Lung function in children with cystic fibrosis in the USA and UK
Why did this study happen?
Understanding how other countries treat CF and what impact this has is important to ensure people with CF in the UK have the best possible physical health. We can then look to see what lessons can be learned from these international comparisons and analysis. This is why we have been working with the Cystic Fibrosis Foundation (CFF) for a long time to explore and understand any differences between the two countries.
It was back in 2015 when a group of researchers first released some data comparing the CF populations in the UK, with the US that kick-started this publishing a new analysis this week. They found that children aged under 12 in 2010 in the UK had worse lung function than people with CF the same age in the US. The researchers weren’t sure why this might be, and recommended that a long-term analysis assessing differences over time, rather than in just one year, was needed to find out if the difference was ‘real’, or to do with differences in the Registry data between the two countries.
What is the study?
After receiving funding from the Cystic Fibrosis Trust, UK researchers have once again teamed up with experts from the US to do just that, and the research has now been released. The study focused on the health status of children aged 6-17 years old with cystic fibrosis in the years 2003 – 2014. As a way of making sure they were comparing ‘like with like’, only data from people homozygous for the F508del mutation was used. For those people who had had a transplant, the study only considered data up to the point at which they had their transplant. Therefore, the results may not be applicable to people older than 17, who have had a transplant, or who have a different genotype than homozygous F508del.
What are the results?
The results confirmed that on average lung function was higher in children living in the US compared to the UK. At the age of 17, that difference was approximately 5.0% FEV1% predicted. The exact percentage changes depending on calendar time, the mathematical model used, and whether men, women, or both are the focus. The research did show that the UK compared favorably to the US when it comes to nutritional outcomes and rates of an infection called S. aureus (sometimes called ‘staph’).
The researchers considered whether the results could be an artefact of differences between the Registries. For example, the US collected more frequent information on lung function than the UK during the study period. So, on average the US analysis had 24 measurements to go off, whereas the UK only had 4. However, the authors carefully considered other research and analysis and felt that this did not explain the differences in lung function that they found.
What does it mean?
The authors felt that the UK results might be because fewer people with CF were prescribed hypertonic saline and/or DNase at a young age compared to the US. The more aggressive mucolytic therapy in the US might have prevented exacerbations and preserved lung function better, even though the nutritional status of children in the UK was better.

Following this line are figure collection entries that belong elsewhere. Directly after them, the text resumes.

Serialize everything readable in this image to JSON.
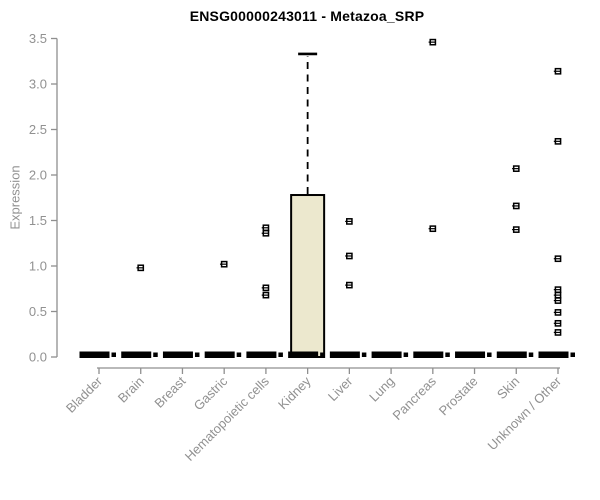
{
  "chart_data": {
    "type": "boxplot",
    "title": "ENSG00000243011 - Metazoa_SRP",
    "ylabel": "Expression",
    "xlabel": "",
    "ylim": [
      0,
      3.5
    ],
    "yticks": [
      0.0,
      0.5,
      1.0,
      1.5,
      2.0,
      2.5,
      3.0,
      3.5
    ],
    "grid": false,
    "legend_position": "none",
    "categories": [
      "Bladder",
      "Brain",
      "Breast",
      "Gastric",
      "Hematopoietic cells",
      "Kidney",
      "Liver",
      "Lung",
      "Pancreas",
      "Prostate",
      "Skin",
      "Unknown / Other"
    ],
    "series": [
      {
        "category": "Bladder",
        "box": {
          "whisker_low": 0,
          "q1": 0,
          "median": 0,
          "q3": 0,
          "whisker_high": 0
        },
        "points": []
      },
      {
        "category": "Brain",
        "box": {
          "whisker_low": 0,
          "q1": 0,
          "median": 0,
          "q3": 0,
          "whisker_high": 0
        },
        "points": [
          0.98
        ]
      },
      {
        "category": "Breast",
        "box": {
          "whisker_low": 0,
          "q1": 0,
          "median": 0,
          "q3": 0,
          "whisker_high": 0
        },
        "points": []
      },
      {
        "category": "Gastric",
        "box": {
          "whisker_low": 0,
          "q1": 0,
          "median": 0,
          "q3": 0,
          "whisker_high": 0
        },
        "points": [
          1.02
        ]
      },
      {
        "category": "Hematopoietic cells",
        "box": {
          "whisker_low": 0,
          "q1": 0,
          "median": 0,
          "q3": 0,
          "whisker_high": 0
        },
        "points": [
          1.42,
          1.36,
          0.76,
          0.68
        ]
      },
      {
        "category": "Kidney",
        "box": {
          "whisker_low": 0,
          "q1": 0,
          "median": 0,
          "q3": 1.78,
          "whisker_high": 3.33
        },
        "points": []
      },
      {
        "category": "Liver",
        "box": {
          "whisker_low": 0,
          "q1": 0,
          "median": 0,
          "q3": 0,
          "whisker_high": 0
        },
        "points": [
          1.49,
          1.11,
          0.79
        ]
      },
      {
        "category": "Lung",
        "box": {
          "whisker_low": 0,
          "q1": 0,
          "median": 0,
          "q3": 0,
          "whisker_high": 0
        },
        "points": []
      },
      {
        "category": "Pancreas",
        "box": {
          "whisker_low": 0,
          "q1": 0,
          "median": 0,
          "q3": 0,
          "whisker_high": 0
        },
        "points": [
          3.46,
          1.41
        ]
      },
      {
        "category": "Prostate",
        "box": {
          "whisker_low": 0,
          "q1": 0,
          "median": 0,
          "q3": 0,
          "whisker_high": 0
        },
        "points": []
      },
      {
        "category": "Skin",
        "box": {
          "whisker_low": 0,
          "q1": 0,
          "median": 0,
          "q3": 0,
          "whisker_high": 0
        },
        "points": [
          2.07,
          1.66,
          1.4
        ]
      },
      {
        "category": "Unknown / Other",
        "box": {
          "whisker_low": 0,
          "q1": 0,
          "median": 0,
          "q3": 0,
          "whisker_high": 0
        },
        "points": [
          3.14,
          2.37,
          1.08,
          0.74,
          0.68,
          0.62,
          0.49,
          0.37,
          0.27
        ]
      }
    ],
    "colors": {
      "background": "#ffffff",
      "box_fill": "#ece8ce",
      "box_border": "#000000",
      "median_bar": "#000000",
      "whisker": "#000000",
      "point": "#000000",
      "point_center": "#ffffff",
      "axis": "#8f8f8f",
      "tick_label": "#919191",
      "title": "#000000"
    }
  }
}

It’s important to remember that these results might not apply to the adult CF population, or affect health outcomes for people aged over 18 here in the UK. CF Registry Annual reports using 2015-2019 data show that the median predicted age of survival based on UK CF Registry data was 49.1, compared to 46.2 in the US.
A lot has changed since 2014, which is when the study ended. CFTR modulators are now available in both the US and the UK to nearly everyone homozygous for the F508del mutation. However, the suggestion by the researchers that early aggressive prescribing of effective medicines may improve lung function makes it clearer than ever than access needs to be cascaded down to younger ages as soon as possible. This study is a reminder that lung problems begin early in people with CF and medicines that have been found to be safe and effective, and have been approved, should be started early in life in order to maintain lung health in children. Find out the latest on the Trust’s campaign for Access to Medicines.
The new modulator therapies work by restoring the normal fluid levels in the lung. Many adults who start modulators talk about the purge, or clearing, of sticky secretions they experience. It is therefore possible nebulised ‘mucolytics’ are no longer needed in people taking highly effective modulators. The Trust is also funding and supporting a national study designed to look at what difference taking hypertonic saline and DNase makes once someone is taking a CFTR modulator medicine. This large-scale clinical trial, called 'CF STORM' is due to launch, fully integrated with the UK CF Registry, this summer.
This type of study is only possible because of the participation of people with CF and their care teams in Registries around the world, and because of close collaboration between patient organisations like the Trust and the Cystic Fibrosis Foundation. Because this information is readily available for research, we can discover differences and work to better understand them. The authors have recommended that more work is needed to investigate why this gap in lung function is present, with a focus on analysis of treatment patterns.